The Pattern of Ventricular Septal Defects and the Severity of Associated Pulmonary Hypertension in Our Set-Up
Abstract
Background: Ventricular Septal Defect (VSD) is commonest of all the congenital heart diseases. This is found as
an isolated lesion as well as in association with other congenital cardiac lesions. The management and outcome of
isolated VSD is not only dependent upon the size but also depends on the associated complications of ventricular
septal defect (VSD). Pulmonary hypertension is not only the most common complication but also the most important
indication of surgery in our setup.
Objectives: To study the pattern of various types of ventricular septal defects (VSDs) and assessment of severity of
associated pulmonary hypertension in our population.
Study Design: Cross sectional descriptive study.
Patients and Methods: The study was conducted at the paediatric cardiology department of The Children Hospital
& The Institute of Child Health Multan, from October 2009 to March 2011. All patients with ages between 1 day to
15 years presenting with isolated VSD during the study period were studied using 2-D, continuous wave Doppler
and color Doppler transthoracic echocardiography.
Results: Out of 403 patients with isolated VSD, 288 were of perimembranous type (71.4%), 57 were of muscular
type (14.2%), 19 were of doubly committed sub arterial (DCSA) type (4.7%) and 39 patients were having inlet VSD
(9.7%). The mean age was 2.4 years. Females were 137 (34.0%) and males were 266 (66.0%). Pulmonary
hypertension was present in 210 patients (52.1%). Amongst these mild pulmonary hypertension was present in 86
(40.9%), moderate in 65 (30.9%) and severe pulmonary hypertension was present in 59 (28.1%).
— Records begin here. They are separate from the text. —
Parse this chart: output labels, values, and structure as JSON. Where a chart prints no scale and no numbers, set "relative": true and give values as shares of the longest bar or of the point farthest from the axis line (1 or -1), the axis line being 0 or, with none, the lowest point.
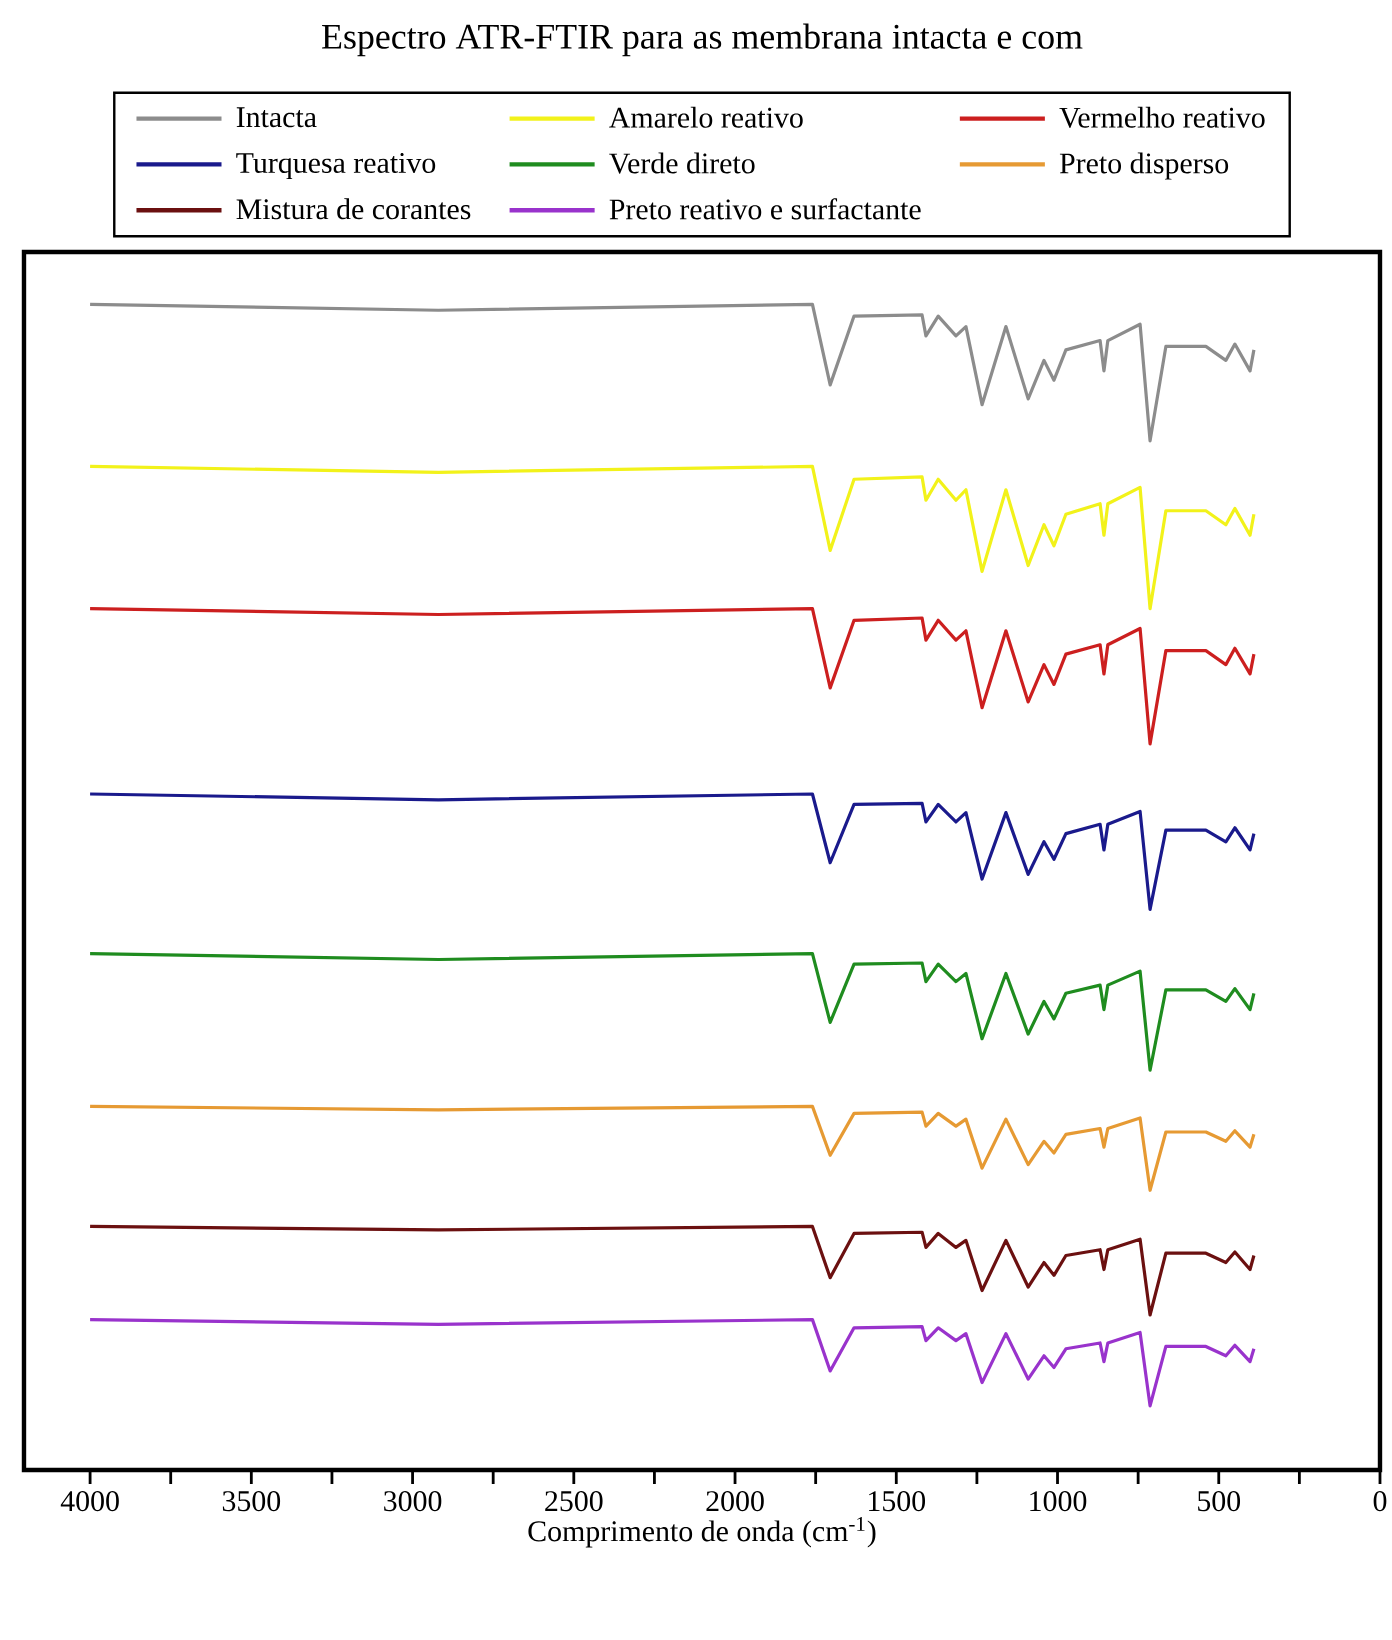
{
  "chart_data": {
    "type": "line",
    "relative": true,
    "title": "Espectro ATR-FTIR para as membrana intacta e com",
    "xlabel": "Comprimento de onda (cm$^{-1}$)",
    "x": [
      4000,
      2920,
      1760,
      1705,
      1631,
      1420,
      1408,
      1370,
      1315,
      1284,
      1234,
      1160,
      1091,
      1042,
      1011,
      974,
      868,
      856,
      844,
      744,
      713,
      664,
      540,
      478,
      450,
      403,
      391
    ],
    "xlim": [
      4205,
      0
    ],
    "xticks": [
      4000,
      {
        "value": 3750,
        "label": null
      },
      3500,
      {
        "value": 3250,
        "label": null
      },
      3000,
      {
        "value": 2750,
        "label": null
      },
      2500,
      {
        "value": 2250,
        "label": null
      },
      2000,
      {
        "value": 1750,
        "label": null
      },
      1500,
      {
        "value": 1250,
        "label": null
      },
      1000,
      {
        "value": 750,
        "label": null
      },
      500,
      {
        "value": 250,
        "label": null
      },
      0
    ],
    "tick_labels": "x",
    "legend": "top",
    "line_style": "solid",
    "series": [
      {
        "name": "Intacta",
        "color": "#8c8c8c",
        "values": [
          1.0,
          0.995,
          1.0,
          0.931,
          0.99,
          0.991,
          0.973,
          0.99,
          0.973,
          0.981,
          0.914,
          0.981,
          0.919,
          0.952,
          0.935,
          0.961,
          0.969,
          0.943,
          0.969,
          0.983,
          0.883,
          0.964,
          0.964,
          0.952,
          0.966,
          0.943,
          0.961
        ]
      },
      {
        "name": "Amarelo reativo",
        "color": "#f2f21a",
        "values": [
          0.861,
          0.856,
          0.861,
          0.789,
          0.85,
          0.852,
          0.832,
          0.85,
          0.832,
          0.841,
          0.771,
          0.841,
          0.776,
          0.811,
          0.793,
          0.82,
          0.829,
          0.802,
          0.829,
          0.843,
          0.739,
          0.823,
          0.823,
          0.811,
          0.825,
          0.802,
          0.82
        ]
      },
      {
        "name": "Vermelho reativo",
        "color": "#cc1f1f",
        "values": [
          0.739,
          0.734,
          0.739,
          0.671,
          0.729,
          0.731,
          0.712,
          0.729,
          0.712,
          0.72,
          0.654,
          0.72,
          0.659,
          0.691,
          0.674,
          0.7,
          0.708,
          0.683,
          0.708,
          0.722,
          0.623,
          0.703,
          0.703,
          0.691,
          0.705,
          0.683,
          0.7
        ]
      },
      {
        "name": "Turquesa reativo",
        "color": "#1a1a8c",
        "values": [
          0.58,
          0.575,
          0.58,
          0.521,
          0.571,
          0.572,
          0.556,
          0.571,
          0.556,
          0.564,
          0.507,
          0.564,
          0.511,
          0.539,
          0.524,
          0.546,
          0.554,
          0.532,
          0.554,
          0.565,
          0.481,
          0.549,
          0.549,
          0.539,
          0.551,
          0.532,
          0.546
        ]
      },
      {
        "name": "Verde direto",
        "color": "#1f8c1f",
        "values": [
          0.443,
          0.438,
          0.443,
          0.384,
          0.434,
          0.435,
          0.419,
          0.434,
          0.419,
          0.426,
          0.37,
          0.426,
          0.374,
          0.402,
          0.387,
          0.409,
          0.416,
          0.395,
          0.416,
          0.428,
          0.343,
          0.412,
          0.412,
          0.402,
          0.413,
          0.395,
          0.409
        ]
      },
      {
        "name": "Preto disperso",
        "color": "#e69a33",
        "values": [
          0.312,
          0.309,
          0.312,
          0.27,
          0.306,
          0.307,
          0.295,
          0.306,
          0.295,
          0.301,
          0.259,
          0.301,
          0.262,
          0.282,
          0.272,
          0.288,
          0.293,
          0.277,
          0.293,
          0.302,
          0.24,
          0.29,
          0.29,
          0.282,
          0.291,
          0.277,
          0.288
        ]
      },
      {
        "name": "Mistura de corantes",
        "color": "#6b1010",
        "values": [
          0.209,
          0.206,
          0.209,
          0.165,
          0.203,
          0.204,
          0.191,
          0.203,
          0.191,
          0.197,
          0.154,
          0.197,
          0.157,
          0.178,
          0.167,
          0.184,
          0.189,
          0.172,
          0.189,
          0.198,
          0.133,
          0.186,
          0.186,
          0.178,
          0.187,
          0.172,
          0.184
        ]
      },
      {
        "name": "Preto reativo e surfactante",
        "color": "#9933cc",
        "values": [
          0.129,
          0.125,
          0.129,
          0.085,
          0.122,
          0.123,
          0.111,
          0.122,
          0.111,
          0.117,
          0.075,
          0.117,
          0.078,
          0.098,
          0.088,
          0.104,
          0.109,
          0.093,
          0.109,
          0.118,
          0.055,
          0.106,
          0.106,
          0.098,
          0.107,
          0.093,
          0.104
        ]
      }
    ]
  }
}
Conclusion: Perimembranous (PM) VSD is the commonest type of ventricular septal defect presenting to our
hospital. The incidence of pulmonary hypertension is very high (52.1%) and even severe pulmonary hypertension
was found in about a quarter of the patients. This shows the degree of delay in surgery and the major reason is non
availability of pediatric cardiac surgery centers in government setups.